Opioid deaths rose more slowly in New Jersey in June
Opioid-related deaths have risen year-over-year for eight straight months in New Jersey – but the 4% increase in June was the smallest in that stretch, with the 256 deaths recorded actually below the state’s 2018 level.
It’s a first sign that changes made to address the pandemic could be having their intended effect.
Assistant Human Services Commissioner Valerie Mielke of the state Division of Mental Health and Addiction Services said, in a New Jersey Reentry Corporation forum, said all opioid treatment programs in New Jersey have remained open during the pandemic and new approaches have been implemented.
For instance, free naloxone is now being provided to anyone in an opioid treatment program.
“We knew that with the anxiety and the hopelessness that people may experience from the pandemic that it may challenge their recovery,” Mielke said.
Also, patients are now being allowed to take more medicine home, up to a 28-day supply.
“It meant that there were less people waiting on lines, congregating together for their methadone. It meant that they didn’t have to take mass transit to get to the medicine,” Mielke said.

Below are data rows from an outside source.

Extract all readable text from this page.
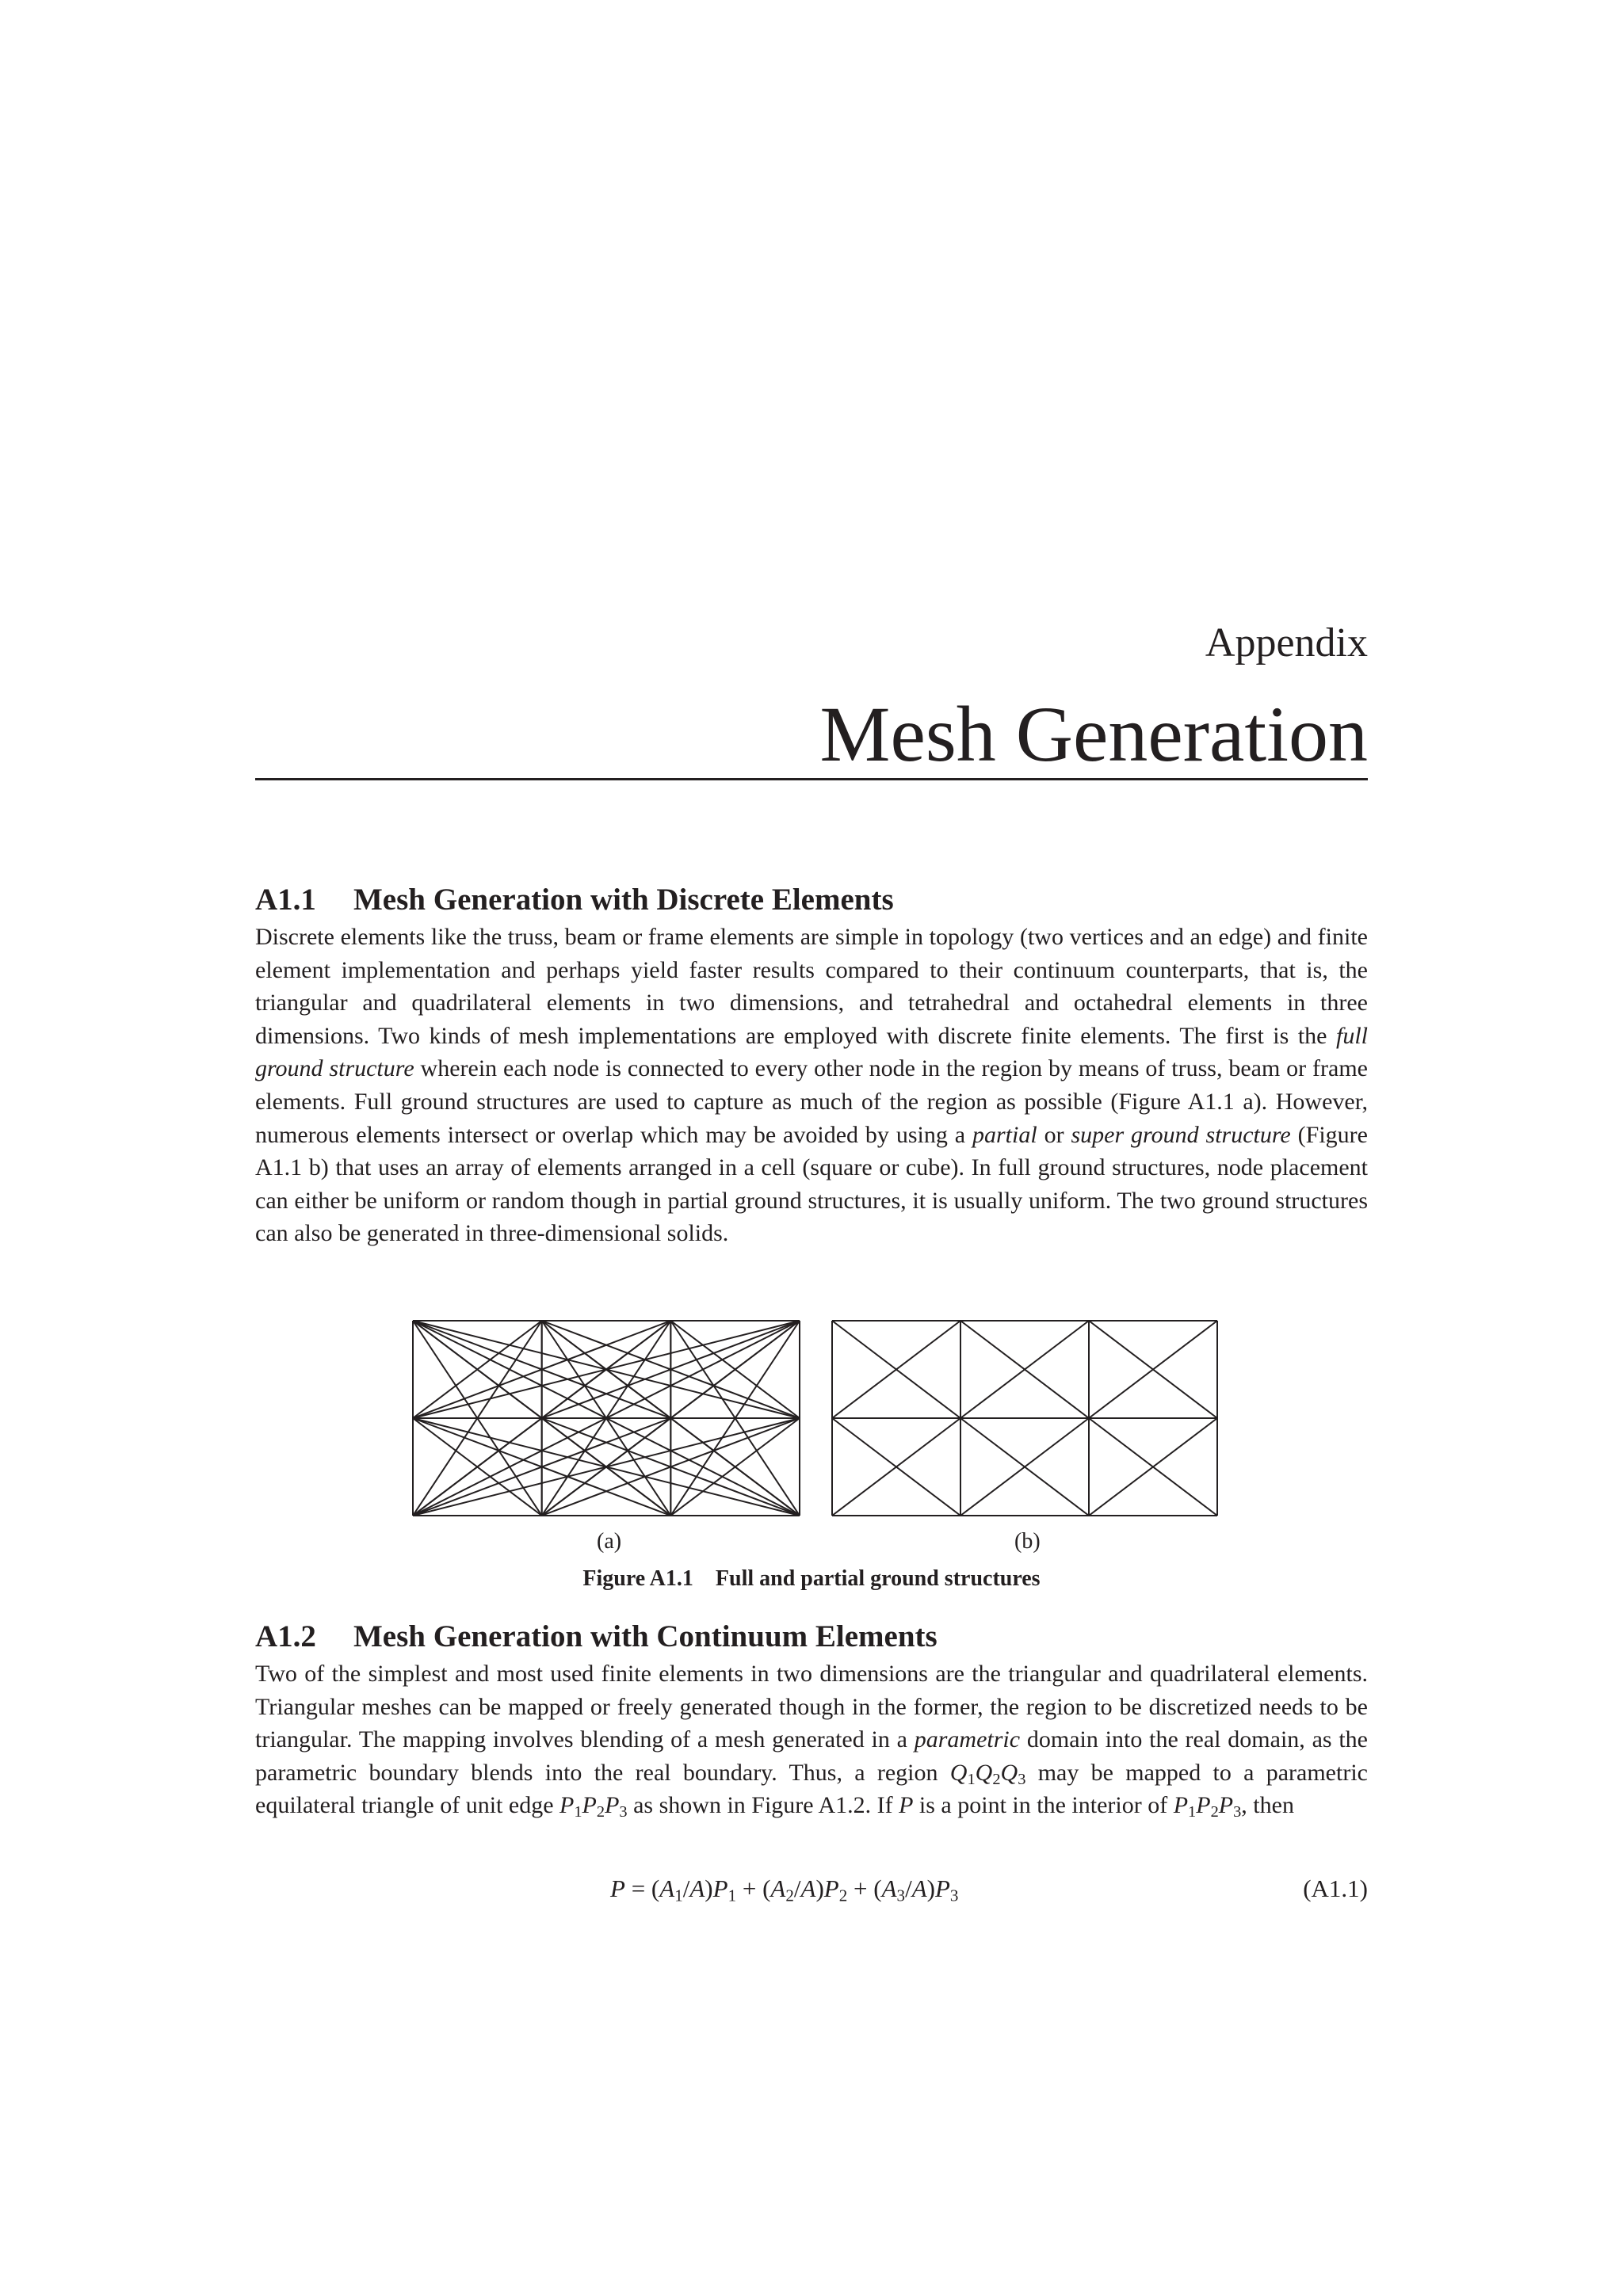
Appendix

Mesh Generation
A1.1 Mesh Generation with Discrete Elements

Discrete elements like the truss, beam or frame elements are simple in topology (two vertices and an edge) and finite element implementation and perhaps yield faster results compared to their continuum counterparts, that is, the triangular and quadrilateral elements in two dimensions, and tetrahedral and octahedral elements in three dimensions. Two kinds of mesh implementations are employed with discrete finite elements. The first is the full ground structure wherein each node is connected to every other node in the region by means of truss, beam or frame elements. Full ground structures are used to capture as much of the region as possible (Figure A1.1 a). However, numerous elements intersect or overlap which may be avoided by using a partial or super ground structure (Figure A1.1 b) that uses an array of elements arranged in a cell (square or cube). In full ground structures, node placement can either be uniform or random though in partial ground structures, it is usually uniform. The two ground structures can also be generated in three-dimensional solids.

(a)	(b)

Figure A1.1 Full and partial ground structures

A1.2 Mesh Generation with Continuum Elements

Two of the simplest and most used finite elements in two dimensions are the triangular and quadrilateral elements. Triangular meshes can be mapped or freely generated though in the former, the region to be discretized needs to be triangular. The mapping involves blending of a mesh generated in a parametric domain into the real domain, as the parametric boundary blends into the real boundary. Thus, a region $Q_1Q_2Q_3$ may be mapped to a parametric equilateral triangle of unit edge $P_1P_2P_3$ as shown in Figure A1.2. If P is a point in the interior of $P_1P_2P_3$, then

$P = (A_1/A)P_1 + (A_2/A)P_2 + (A_3/A)P_3$	(A1.1)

Perhaps most importantly, use of telehealth has expanded significantly due to a change in federal reimbursement rules.
Connie Greene, vice president of the Institute for Prevention and Recovery at RWJBarnabas Health, said that by late March and early April, far fewer people with overdoses were coming into the emergency department. EMS services and patients were both reluctant to go to hospitals, she said.
But around that time, the federal government agreed to cover telemedicine visits by phone – and the number of people RWJBarnabas were seeing for addiction help increased significantly. She says pre-COVID, its recovery programs were seeing 15 to 20 people a week.
“We switched to virtual and we are now seeing about 700 people a week in virtual support groups who are hanging on, many of them, and the recovery supports is what’s keeping them involved in the recovery process.,” Greene said.
“COVID demonstrated for us that we could reduce some of these barriers and have great outcomes,” said Dr. Kaitlan Baston, medical director of addiction medicine for Cooper University Health Care. “That ability to close gaps in care, that ability to get on a phone call with somebody and immediately get them lifesaving treatment.”
Between March and June, the first four months of the pandemic, opioid-related deaths in New Jersey are still 15% higher than the same period a year earlier. But that increase had been 20% before June data was finalized.
Debra Wentz, president and chief executive officer of the New Jersey Association of Mental Health and Addiction Agencies, said the isolation of the pandemic exacerbated the condition of people with addiction.
“And then on top of it they got a stimulus check, so they – what did they do, I mean, they were at home and bored and so they spent that,” Wentz said.
One month doesn’t make a trend, but the increases had been 15% to 25% between March and May. Still, significant concerns remain about the drug crisis that predated the health crisis, as unemployment remains high and extra federal benefits expire.
“Honestly, the worst is yet to come,” said Dr. Erin Zerbo of Rutgers New Jersey Medical School. “I’ve heard that 30% of people in July were unable to pay their rent or their mortgage. So we’re in for an enormous kind of further disruption than we’ve already had.”